Un film à l'esthétique remarquable, qui a l'intelligence d'utiliser l'arrière-plan et le hors-champ pour suggérer l'horreur des camps de concentration, plutôt que de sombrer dans un étalage barbare. Qu'on ne s'y trompe pas, c'est difficile et dérangeant à voir. L'horreur psychologique et la tension font autant, sinon plus, que le ferait une confrontation directe avec les images.
Mais c'est à double tranchant. Déjà, représenter la vie normale d'une famille bourgeoise juste à côté des camps a son intérêt, mais que dire au bout d'une heure ? D'une heure trente ? La situation n'évolue pas, et si l'idée de départ est audacieuse, les élans esthétiques peinent à justifier le manque de progression narrative.
Le pire, dans tout ça, c'est l'attitude du réalisateur. Je cite: "Le plus important était de ne rien esthétiser. Il ne faut pas faire ça. Même durant l’étalonnage, nous avons fait en sorte que tout reste plat. Nous avons essayé de ne pas manipuler l’image."

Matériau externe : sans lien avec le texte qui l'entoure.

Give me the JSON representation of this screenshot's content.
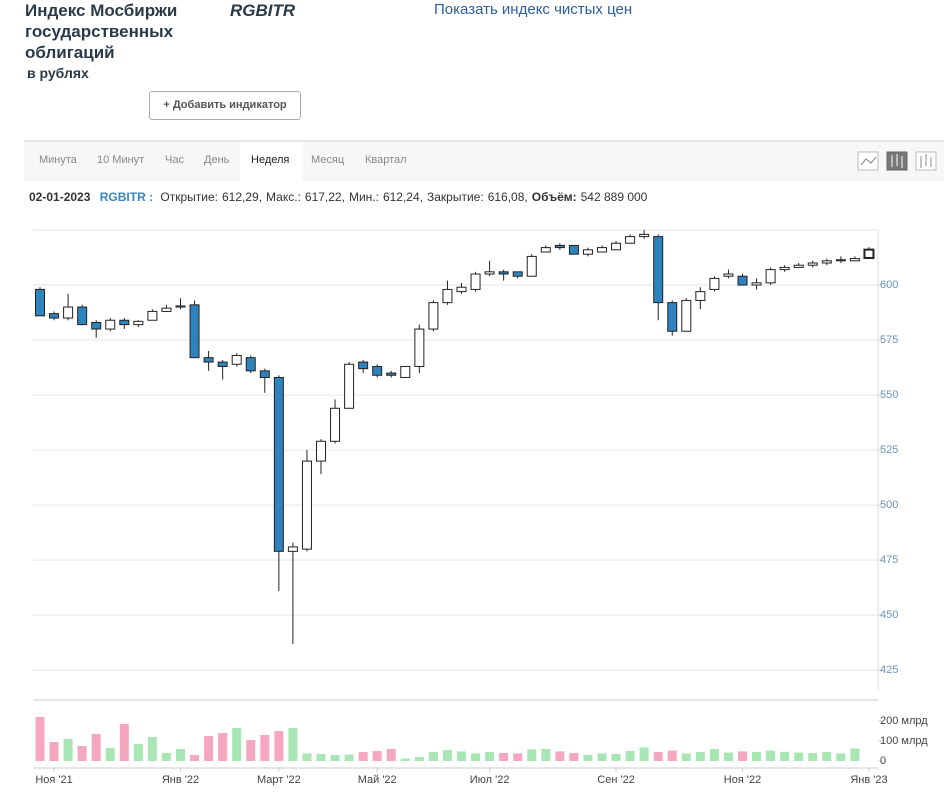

C'est de l'ironie ? Si ce film a rien d'esthétique, je veux bien manger la pellicule avec du ketchup. Citons la constante symétrie, les travellings, le négatif, le style brutaliste et géométrique, et autres vues du dessus. Je pourrais aussi mentionner la signature sonore associée aux plans en négatifs. Je connais peu de films avec un parti pris esthétique aussi prononcé, ce qui le place donc dans la position délicate de l'esthétisation de la violence, euphémisme pour les pires heures de l'histoire, et malgré tout il prétend ne pas manipuler l'image ? Les bras m'en tombent.
Heureusement, le travail documentaire de 3 ans au préalable permet de rattraper un minimum cette communication douteuse. Somme toute, un point de vue original sur Auschwitz, qui rappelle le fils de Saul dans son esthétique (non, ce n'est pas tout plat), ou bien les Gardiennes pour l'aspect oublié, quotidien de la guerre.